= Banker's right to combine accounts =

Right under English law

Under English law, a bank has a general right to combine accounts where a customer has multiple accounts with the same bank. The right has been recognised since at least 1860. However it was not until the 1975 House of Lords decision in National Westminster Bank Ltd v Halesowen Presswork & Assemblies Ltd [1972] AC 785 that it was finally determined that this was a type of set-off right rather than anything related to the banker's lien (a separate common law right). Typically the right will be exercised where one account is overdrawn and the other is in credit so that the bank can secure full repayment of overdraft without the need to take any further action with respect to the customer. The broad rationale is that separate numbered accounts are set up for administrative convenience only, but the legal duty upon a bank to "account" to its customers for the sums held by it only extends to the net sum.

==Mutuality==

In order for the bank to combine accounts there must be mutuality, i.e. it must be the same customer and the same legal entity for the bank. However, accounts held at different branches of the same bank may still be combined. Although it has not been finally determined by case law, most commentators accept that accounts in different currencies may be combined, as may accounts in different countries (so long as the governing law in each country permits such combination).
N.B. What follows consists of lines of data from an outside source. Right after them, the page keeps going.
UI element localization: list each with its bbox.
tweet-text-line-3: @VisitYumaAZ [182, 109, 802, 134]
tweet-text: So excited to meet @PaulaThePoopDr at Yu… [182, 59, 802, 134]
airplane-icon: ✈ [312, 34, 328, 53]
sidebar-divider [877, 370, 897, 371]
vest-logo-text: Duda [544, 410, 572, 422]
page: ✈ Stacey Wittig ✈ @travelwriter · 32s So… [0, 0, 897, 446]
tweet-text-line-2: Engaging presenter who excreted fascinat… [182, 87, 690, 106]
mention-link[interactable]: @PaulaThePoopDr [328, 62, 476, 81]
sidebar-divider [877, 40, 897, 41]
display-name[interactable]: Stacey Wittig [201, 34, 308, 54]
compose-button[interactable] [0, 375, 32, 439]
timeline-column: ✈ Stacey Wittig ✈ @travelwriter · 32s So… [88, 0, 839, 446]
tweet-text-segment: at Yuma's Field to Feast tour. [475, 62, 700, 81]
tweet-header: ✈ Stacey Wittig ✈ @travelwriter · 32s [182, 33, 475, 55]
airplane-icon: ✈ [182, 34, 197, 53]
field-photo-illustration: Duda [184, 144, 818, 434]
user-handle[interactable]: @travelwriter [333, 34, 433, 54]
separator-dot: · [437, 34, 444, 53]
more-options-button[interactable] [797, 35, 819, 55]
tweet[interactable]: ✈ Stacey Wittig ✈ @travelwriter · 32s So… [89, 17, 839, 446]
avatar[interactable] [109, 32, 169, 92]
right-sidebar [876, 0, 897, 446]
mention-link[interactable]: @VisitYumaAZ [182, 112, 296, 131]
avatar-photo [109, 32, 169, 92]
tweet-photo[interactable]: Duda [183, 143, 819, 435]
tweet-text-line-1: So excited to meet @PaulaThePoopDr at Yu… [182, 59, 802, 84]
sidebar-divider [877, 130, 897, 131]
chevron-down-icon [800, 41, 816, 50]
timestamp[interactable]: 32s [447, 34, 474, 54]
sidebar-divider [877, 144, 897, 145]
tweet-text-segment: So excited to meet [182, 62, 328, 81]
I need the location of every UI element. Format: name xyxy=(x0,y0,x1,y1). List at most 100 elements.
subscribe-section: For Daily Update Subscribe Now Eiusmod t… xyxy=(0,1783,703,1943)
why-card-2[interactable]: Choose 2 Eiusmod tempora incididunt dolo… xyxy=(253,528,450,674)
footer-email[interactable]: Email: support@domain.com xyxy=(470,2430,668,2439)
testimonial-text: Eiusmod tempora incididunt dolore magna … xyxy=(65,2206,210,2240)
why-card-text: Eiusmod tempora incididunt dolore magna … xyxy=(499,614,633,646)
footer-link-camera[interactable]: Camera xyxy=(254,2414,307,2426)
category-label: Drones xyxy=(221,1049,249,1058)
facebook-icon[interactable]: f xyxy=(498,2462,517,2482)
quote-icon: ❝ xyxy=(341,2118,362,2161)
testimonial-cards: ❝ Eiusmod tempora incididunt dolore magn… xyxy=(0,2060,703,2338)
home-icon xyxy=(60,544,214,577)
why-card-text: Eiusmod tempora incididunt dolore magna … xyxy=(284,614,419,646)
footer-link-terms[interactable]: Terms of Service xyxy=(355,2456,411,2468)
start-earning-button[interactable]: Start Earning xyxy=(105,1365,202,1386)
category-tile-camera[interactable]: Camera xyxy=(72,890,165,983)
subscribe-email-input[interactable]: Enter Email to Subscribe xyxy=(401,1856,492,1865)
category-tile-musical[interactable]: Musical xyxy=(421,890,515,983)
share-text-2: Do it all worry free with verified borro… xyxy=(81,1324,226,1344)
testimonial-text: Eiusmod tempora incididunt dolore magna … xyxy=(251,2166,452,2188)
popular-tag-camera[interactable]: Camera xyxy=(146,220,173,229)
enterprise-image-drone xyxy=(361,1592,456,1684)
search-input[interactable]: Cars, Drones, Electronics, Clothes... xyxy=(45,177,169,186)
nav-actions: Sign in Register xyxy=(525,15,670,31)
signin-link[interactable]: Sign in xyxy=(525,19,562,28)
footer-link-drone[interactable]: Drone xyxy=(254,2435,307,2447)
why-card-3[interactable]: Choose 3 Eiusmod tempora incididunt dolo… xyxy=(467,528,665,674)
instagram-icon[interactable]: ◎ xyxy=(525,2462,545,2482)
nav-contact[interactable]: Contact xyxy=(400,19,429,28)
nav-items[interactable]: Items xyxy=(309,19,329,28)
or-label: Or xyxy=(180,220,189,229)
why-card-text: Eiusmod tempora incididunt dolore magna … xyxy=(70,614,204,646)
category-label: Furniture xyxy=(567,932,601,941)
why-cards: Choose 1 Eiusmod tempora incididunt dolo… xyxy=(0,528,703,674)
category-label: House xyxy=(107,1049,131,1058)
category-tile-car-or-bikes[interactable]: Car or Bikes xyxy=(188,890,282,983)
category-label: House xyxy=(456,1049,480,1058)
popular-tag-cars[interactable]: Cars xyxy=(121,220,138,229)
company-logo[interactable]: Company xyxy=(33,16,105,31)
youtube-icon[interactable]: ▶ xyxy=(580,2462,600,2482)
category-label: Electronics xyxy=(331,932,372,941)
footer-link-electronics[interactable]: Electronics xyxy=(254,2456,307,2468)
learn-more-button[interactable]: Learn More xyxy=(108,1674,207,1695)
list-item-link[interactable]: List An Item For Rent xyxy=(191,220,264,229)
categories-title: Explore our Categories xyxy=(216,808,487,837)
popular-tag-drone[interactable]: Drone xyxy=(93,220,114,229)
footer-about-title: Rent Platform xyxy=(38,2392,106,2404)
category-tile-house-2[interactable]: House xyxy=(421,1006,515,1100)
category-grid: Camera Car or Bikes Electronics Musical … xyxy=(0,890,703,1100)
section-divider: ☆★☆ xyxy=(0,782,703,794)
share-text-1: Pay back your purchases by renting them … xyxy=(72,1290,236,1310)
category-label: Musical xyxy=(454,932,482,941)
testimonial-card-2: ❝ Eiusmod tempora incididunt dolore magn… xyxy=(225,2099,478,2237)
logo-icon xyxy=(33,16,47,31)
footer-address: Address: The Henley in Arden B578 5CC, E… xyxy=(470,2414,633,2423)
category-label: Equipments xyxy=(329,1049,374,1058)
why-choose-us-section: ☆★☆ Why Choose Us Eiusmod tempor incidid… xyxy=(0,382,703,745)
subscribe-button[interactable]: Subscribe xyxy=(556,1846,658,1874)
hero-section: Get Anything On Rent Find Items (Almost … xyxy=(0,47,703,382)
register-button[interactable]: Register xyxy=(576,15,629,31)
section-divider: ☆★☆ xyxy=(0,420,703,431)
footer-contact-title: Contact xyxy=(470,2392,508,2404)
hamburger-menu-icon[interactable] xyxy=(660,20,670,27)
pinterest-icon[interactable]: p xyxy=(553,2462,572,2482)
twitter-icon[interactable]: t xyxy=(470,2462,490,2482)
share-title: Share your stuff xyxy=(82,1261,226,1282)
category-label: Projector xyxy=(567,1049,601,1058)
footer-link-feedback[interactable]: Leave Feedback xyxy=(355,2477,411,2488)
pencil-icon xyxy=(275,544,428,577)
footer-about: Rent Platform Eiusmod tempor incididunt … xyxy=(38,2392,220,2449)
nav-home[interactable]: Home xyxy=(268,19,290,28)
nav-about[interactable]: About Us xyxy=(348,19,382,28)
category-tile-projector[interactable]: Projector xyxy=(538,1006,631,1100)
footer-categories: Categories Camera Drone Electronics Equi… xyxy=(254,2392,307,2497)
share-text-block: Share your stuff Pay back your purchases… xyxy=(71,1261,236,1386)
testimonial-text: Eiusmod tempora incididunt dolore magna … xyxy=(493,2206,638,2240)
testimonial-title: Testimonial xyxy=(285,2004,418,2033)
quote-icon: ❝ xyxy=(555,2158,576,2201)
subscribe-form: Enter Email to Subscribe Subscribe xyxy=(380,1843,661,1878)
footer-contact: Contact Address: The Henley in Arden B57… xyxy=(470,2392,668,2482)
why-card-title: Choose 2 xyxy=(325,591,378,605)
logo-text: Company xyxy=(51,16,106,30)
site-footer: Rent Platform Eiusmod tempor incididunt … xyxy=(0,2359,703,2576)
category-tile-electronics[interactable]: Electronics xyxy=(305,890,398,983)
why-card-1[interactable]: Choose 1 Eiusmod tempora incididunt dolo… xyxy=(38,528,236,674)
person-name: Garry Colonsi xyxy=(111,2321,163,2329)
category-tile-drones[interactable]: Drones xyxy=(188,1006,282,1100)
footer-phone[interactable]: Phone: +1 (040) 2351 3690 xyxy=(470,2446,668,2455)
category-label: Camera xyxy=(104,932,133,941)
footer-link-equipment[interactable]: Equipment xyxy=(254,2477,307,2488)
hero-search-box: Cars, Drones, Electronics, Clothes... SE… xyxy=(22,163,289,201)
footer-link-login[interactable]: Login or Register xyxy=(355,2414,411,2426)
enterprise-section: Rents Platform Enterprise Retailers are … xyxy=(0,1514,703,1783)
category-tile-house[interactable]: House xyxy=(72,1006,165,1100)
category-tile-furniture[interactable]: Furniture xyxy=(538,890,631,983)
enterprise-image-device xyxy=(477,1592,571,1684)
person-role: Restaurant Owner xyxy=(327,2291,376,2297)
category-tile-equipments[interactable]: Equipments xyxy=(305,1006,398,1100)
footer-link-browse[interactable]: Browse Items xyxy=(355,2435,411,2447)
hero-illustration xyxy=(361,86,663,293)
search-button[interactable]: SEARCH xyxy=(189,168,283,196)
==Bars to combining accounts==
There are various grounds set out in the case law which indicate when an account may not be combined.
- Agreement to forbear: An agreement by the bank not to combine accounts will be binding, possible even in the absence of any consideration. If not an express time, then it will generally be implied that a material change in circumstances would terminate such an agreement (in Halesowen it was held that calling a meeting of creditors would constitute such circumstances, but in Australia it has been held that appointing a receiver did not.
- Money held for specific purpose: In line with the authorities on Quistclose trusts, if money is held by the bank for a specific purpose, then it is impressed by a trust and is not subject to combination.
- Money held on trust: Where the customer holds the money in the account as trustee and so is not beneficially entitled to it, it cannot be combined. However, it appears that the reverse is not true - if a trust account is overdrawn then the bank can combine that with a trustee's personal account because the trustee is personally liable for the obligations of the trust.
- Where account is subject to a security interest. Provided the security interest is fixed and not floating, this will prevent combination of accounts.
- Where one account is a loan account. This is considered further below.

Loan accounts
There is a distinct line of authority which indicates that where one of the accounts is a loan account then the bank cannot exercise its rights to combine accounts (Obed Tashabya v DFCU Bank). Most of the authorities relating to this are older cases, but the rule was applied more recently in Fraser v Oystertec plc [2006] 1 BCLC 491.

Although slightly anachronistic, the rationale appears to be that the customer of the bank should not be at risk of the bank combining a short-term current account on which the customer writes cheques for daily expenses with a long-term loan account which is not due for repayment until some future time. In practice, most loan agreements will usually give the bank a contractual right to set-off in any event.

==Notice==
Although there is one case which argues to the contrary, the orthodox position is that the bank does not need to provide the customer notice prior to exercising a right to combine accounts.

==Insolvency==
If the bank does not exercise a right to combine accounts prior to a company going into insolvent liquidation, then insolvency set-off will operate automatically, and the insolvency set-off rules will prevail over the bank's right to combine accounts.

==Foreign countries==
The banker's right to combine accounts has been recognised at appellate level by the courts of various other common law jurisdictions, including Australia, Canada, Guyana and Singapore. However, there does not appear to be any corresponding general right in civil law jurisdictions outside of the conventional right of set-off.